You insult me. You are shedding your blood and you expect me to charge you for the weapons! I am not a merchant, we are not merchants. You are fighting for the same cause as we. We are duty bound to share with you whatever we have. (Djilas, 1962, pp. 63-64)

The Soviet dictator was underscoring what he saw as the essential difference between the socialist and the capitalist approach to aid. Implicitly he was contrasting his policy with US military aid during the two world wars. It is true that the US misgivings towards state aid ran deep. The US was founded on an individualist tradition of self-help, individual merit and hard work, which was at odds with the idea of a state systematically helping its citizens, not to mention those of other countries. Unlike Europe, socialist thinking had made little headway in the US. Moreover, the US had in the 19th century embraced a stance of isolation in its international relations and had been dragged into the two global European conflicts of the 20th century very much against its will. Given these two traits together, the United States had a hard time assuming the concept of state-to-state aid even in times of war and hence opted for repayable loans rather than pure military aid – a position that undermined the fragile postwar order agreed upon at Versailles and that came back in a tamed way during WWII with the “lend-lease” schemes. In short, up to the end of WWII, the United States was particularly ill-geared to engage in an agenda of systematic aid to other states in peacetime.
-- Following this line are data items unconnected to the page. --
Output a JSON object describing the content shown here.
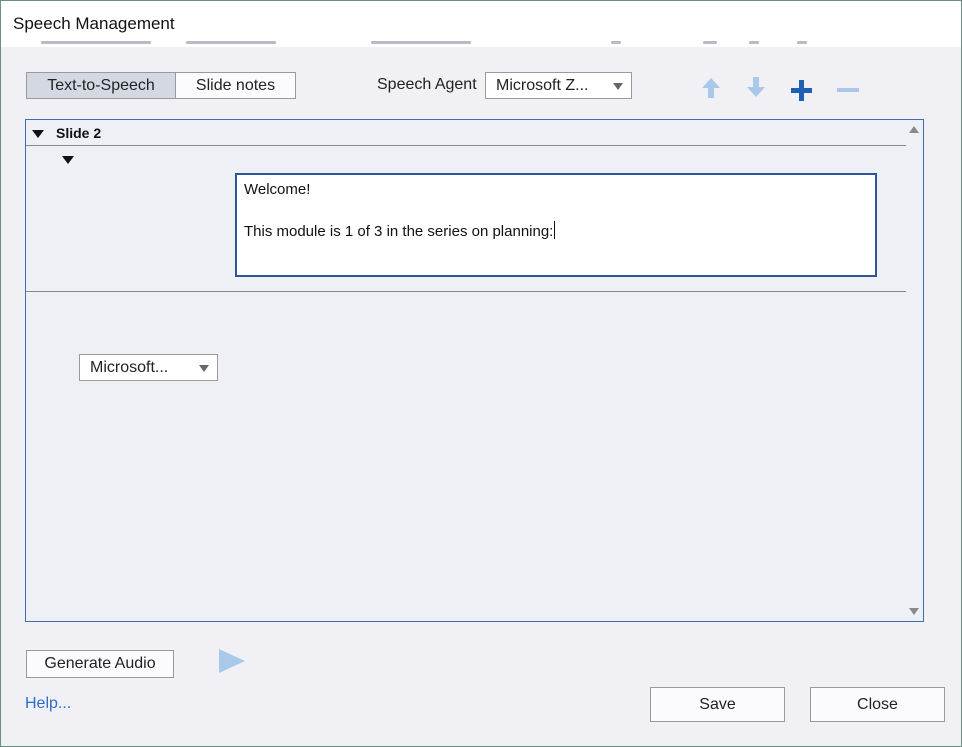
{
  "window": {
    "title": "Speech Management"
  },
  "toolbar": {
    "tabs": [
      {
        "label": "Text-to-Speech",
        "active": true
      },
      {
        "label": "Slide notes",
        "active": false
      }
    ],
    "speech_agent_label": "Speech Agent",
    "speech_agent_value": "Microsoft Z...",
    "icons": [
      "move-up-icon",
      "move-down-icon",
      "add-icon",
      "remove-icon"
    ]
  },
  "panel": {
    "slide_title": "Slide 2",
    "text_lines": [
      "Welcome!",
      "",
      "This module is 1 of 3 in the series on planning:"
    ],
    "voice_select_value": "Microsoft..."
  },
  "footer": {
    "generate_audio_label": "Generate Audio",
    "help_label": "Help...",
    "save_label": "Save",
    "close_label": "Close"
  },
  "colors": {
    "accent": "#2b579a",
    "plus": "#1f5fb4",
    "disabled_arrow": "#a9c8ea",
    "link": "#2f6dc9"
  }
}
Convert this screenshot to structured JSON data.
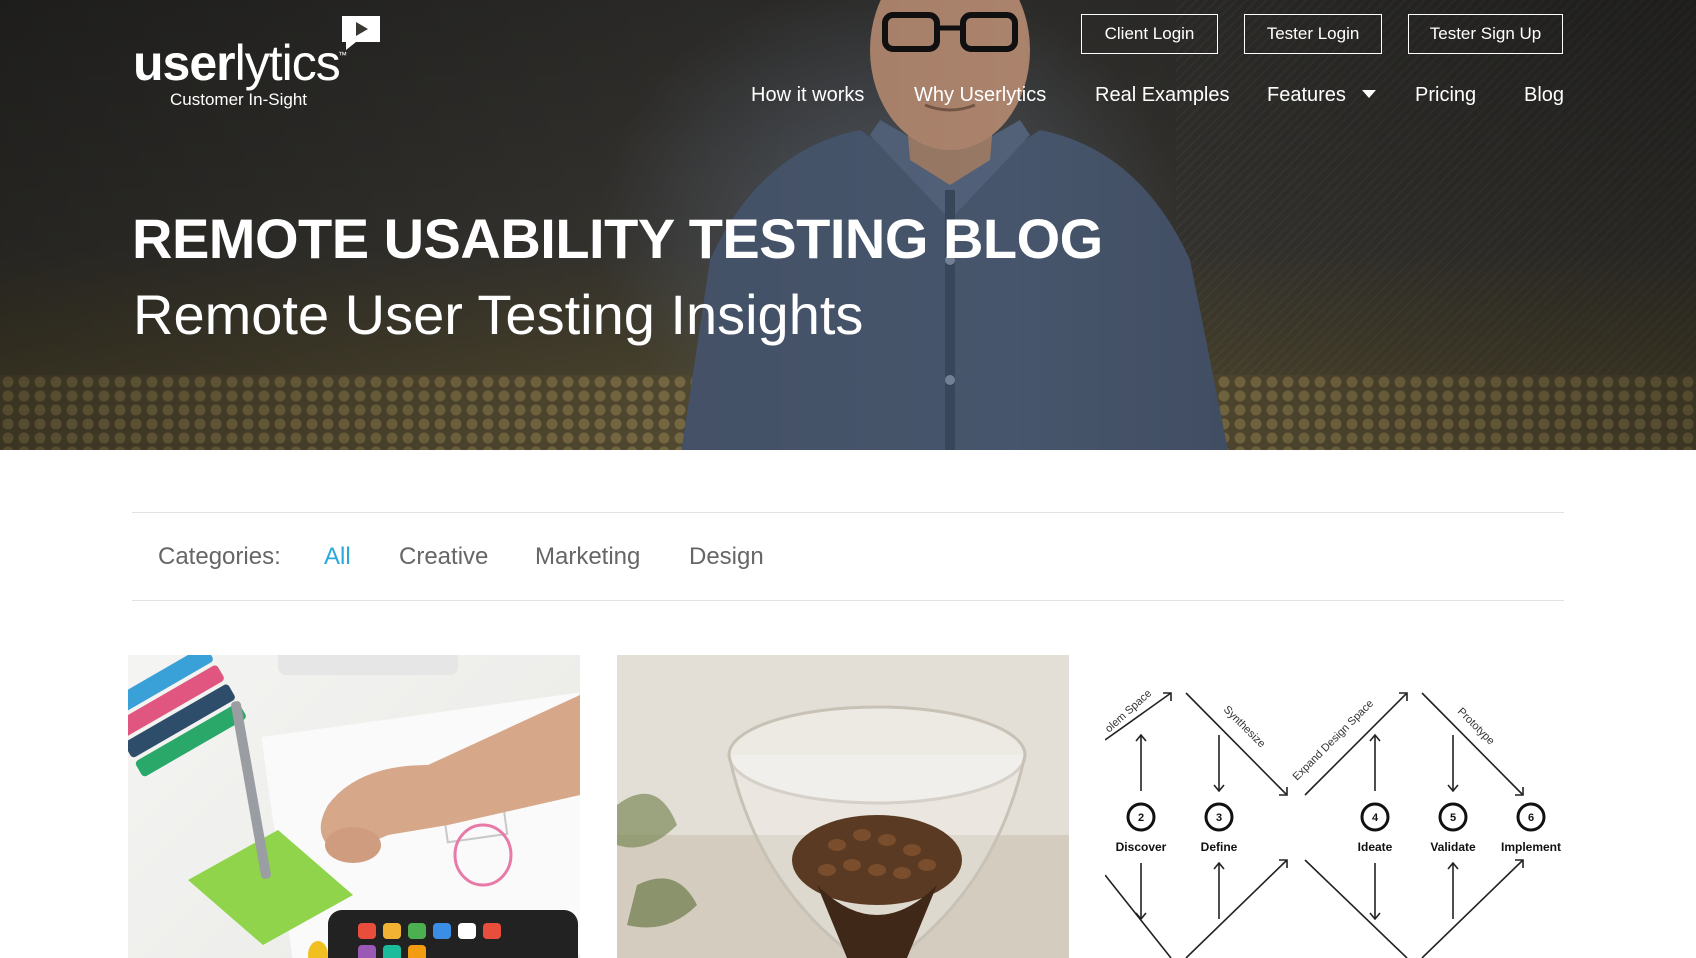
{
  "brand": {
    "name_bold": "user",
    "name_light": "lytics",
    "trademark": "™",
    "tagline": "Customer In-Sight"
  },
  "top_buttons": {
    "client_login": "Client Login",
    "tester_login": "Tester Login",
    "tester_signup": "Tester Sign Up"
  },
  "nav": {
    "items": [
      "How it works",
      "Why Userlytics",
      "Real Examples",
      "Features",
      "Pricing",
      "Blog"
    ]
  },
  "hero": {
    "title": "REMOTE USABILITY TESTING BLOG",
    "subtitle": "Remote User Testing Insights"
  },
  "categories": {
    "label": "Categories:",
    "items": [
      "All",
      "Creative",
      "Marketing",
      "Design"
    ],
    "active": "All"
  },
  "diagram": {
    "steps": [
      {
        "number": "2",
        "label": "Discover"
      },
      {
        "number": "3",
        "label": "Define"
      },
      {
        "number": "4",
        "label": "Ideate"
      },
      {
        "number": "5",
        "label": "Validate"
      },
      {
        "number": "6",
        "label": "Implement"
      }
    ],
    "diagonal_labels": [
      "olem Space",
      "Synthesize",
      "Expand Design Space",
      "Prototype"
    ]
  },
  "colors": {
    "accent": "#2aa8dc",
    "category_text": "#666666",
    "divider": "#e2e2e2"
  }
}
The beginning of the Cold War around 1947 made all the difference. Almost overnight in its programme for Greece and Turkey and its Marshall Plan for Europe, the US under Truman showed it was ready both to abandon its isolationist tendencies and to engage in massive state-to-state aid in peacetime in order to contain what it now perceived as an existential threat:

communism. Three years earlier Stalin had given aid to Tito on the grounds that they were fighting for the same cause: the construction of socialism.49 In his conversation with Djilas, Stalin was not wrong in suggesting that the US had no equivalent cause to fight for and that even in war they could not leave completely aside their individualistic and mercantile spirit. Ironically, however, it was the threat he represented to capitalism and liberty that gave the US the reason they needed to change their position. As the literature has long recognised, the Cold War tipped the balance and paved the way for the emergence of the modern development aid agenda. In the following chapters we will see how this agenda developed into a proper aid regime with consensual common definitions, norms and good practices (Krasner, 1993).

49 Djilas was asking for arms, but in a conversation between communists the cause went much further than the war against the Nazis. Indeed, as the Polish resistance was soon to find out, the Soviets showed no such sympathy for other non-communist Nazi-fighters.

For his part, Tito was also soon to find out that the political price to pay for Stalin’s

“generosity” turned out to be too high to bear. Four years later, the two leaders had broken relations with each other.